Fiction/Nonfiction

Jul 02, 2006 23:43

If I hadn't spent all of my evenings this week doing 20Below work, I would feel a little less mad. It's no surprise that they're having trouble getting new applicants... I mean, shit, I get paid the same amount for about a third of the time and a third of the work for running the sound system at church. I'm just tired of being ripped off is all... If I half-ass anything, everyone will think I suck at drawing, but if I put work into it, I get angry and frustrated because I don't get paid for that. Piss.

And I spent most of today doing washing and ironing so that I can start a new project. I'm disappointed. I like... wanted to get something done today. I was supposed to return some calls, but I realized that I have no idea what my schedule is for next week until tomorrow, so I didn't. And then it hit me that I'm busy again and am having trouble balancing social life and personal time. Again.

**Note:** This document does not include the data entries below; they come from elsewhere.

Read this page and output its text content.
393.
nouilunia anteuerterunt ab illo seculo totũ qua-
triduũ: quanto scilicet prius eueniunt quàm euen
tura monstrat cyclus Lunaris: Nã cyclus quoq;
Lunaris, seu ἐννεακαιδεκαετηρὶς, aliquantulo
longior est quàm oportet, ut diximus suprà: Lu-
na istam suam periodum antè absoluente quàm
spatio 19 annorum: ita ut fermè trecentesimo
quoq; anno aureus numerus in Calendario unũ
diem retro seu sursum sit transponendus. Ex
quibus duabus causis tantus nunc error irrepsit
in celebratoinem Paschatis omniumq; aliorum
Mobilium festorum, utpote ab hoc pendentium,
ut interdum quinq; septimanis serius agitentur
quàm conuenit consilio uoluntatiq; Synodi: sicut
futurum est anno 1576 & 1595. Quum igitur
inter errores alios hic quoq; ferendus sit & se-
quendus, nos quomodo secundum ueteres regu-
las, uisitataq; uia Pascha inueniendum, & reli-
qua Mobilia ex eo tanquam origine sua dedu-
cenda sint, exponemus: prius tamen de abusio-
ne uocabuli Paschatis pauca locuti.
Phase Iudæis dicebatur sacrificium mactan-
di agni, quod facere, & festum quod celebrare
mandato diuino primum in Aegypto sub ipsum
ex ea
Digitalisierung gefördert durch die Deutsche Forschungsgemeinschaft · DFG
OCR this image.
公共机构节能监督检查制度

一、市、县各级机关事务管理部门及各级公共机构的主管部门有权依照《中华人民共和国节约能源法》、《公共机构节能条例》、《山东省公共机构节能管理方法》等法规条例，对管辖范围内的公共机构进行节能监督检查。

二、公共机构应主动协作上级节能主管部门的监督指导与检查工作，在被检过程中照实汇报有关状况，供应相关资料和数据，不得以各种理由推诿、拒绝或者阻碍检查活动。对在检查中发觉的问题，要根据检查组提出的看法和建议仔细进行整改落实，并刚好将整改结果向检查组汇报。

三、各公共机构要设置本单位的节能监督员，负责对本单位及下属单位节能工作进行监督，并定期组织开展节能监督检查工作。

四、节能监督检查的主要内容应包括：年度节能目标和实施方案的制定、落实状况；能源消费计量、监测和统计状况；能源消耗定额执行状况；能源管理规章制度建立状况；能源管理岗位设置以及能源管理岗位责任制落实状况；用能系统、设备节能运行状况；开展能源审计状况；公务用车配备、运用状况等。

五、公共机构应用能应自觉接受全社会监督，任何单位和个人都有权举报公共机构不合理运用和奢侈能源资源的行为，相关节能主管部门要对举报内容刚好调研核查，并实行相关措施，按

I dreamt I was on the bus and some creepy old man grabbed my pant leg, so I decked him and started pounding his face in, a la Sin City. Then he took of his old man costume and it turned out it was someone I knew, so I apologized for potentially breaking his nose. And then I realized that I wasn't sorry because he had still tried to grab my ass. And it made me mad.
...I can't figure out what it means. No matter. I have to go finish my shit illustration job. All I can say is that life sure as fuck had better improve.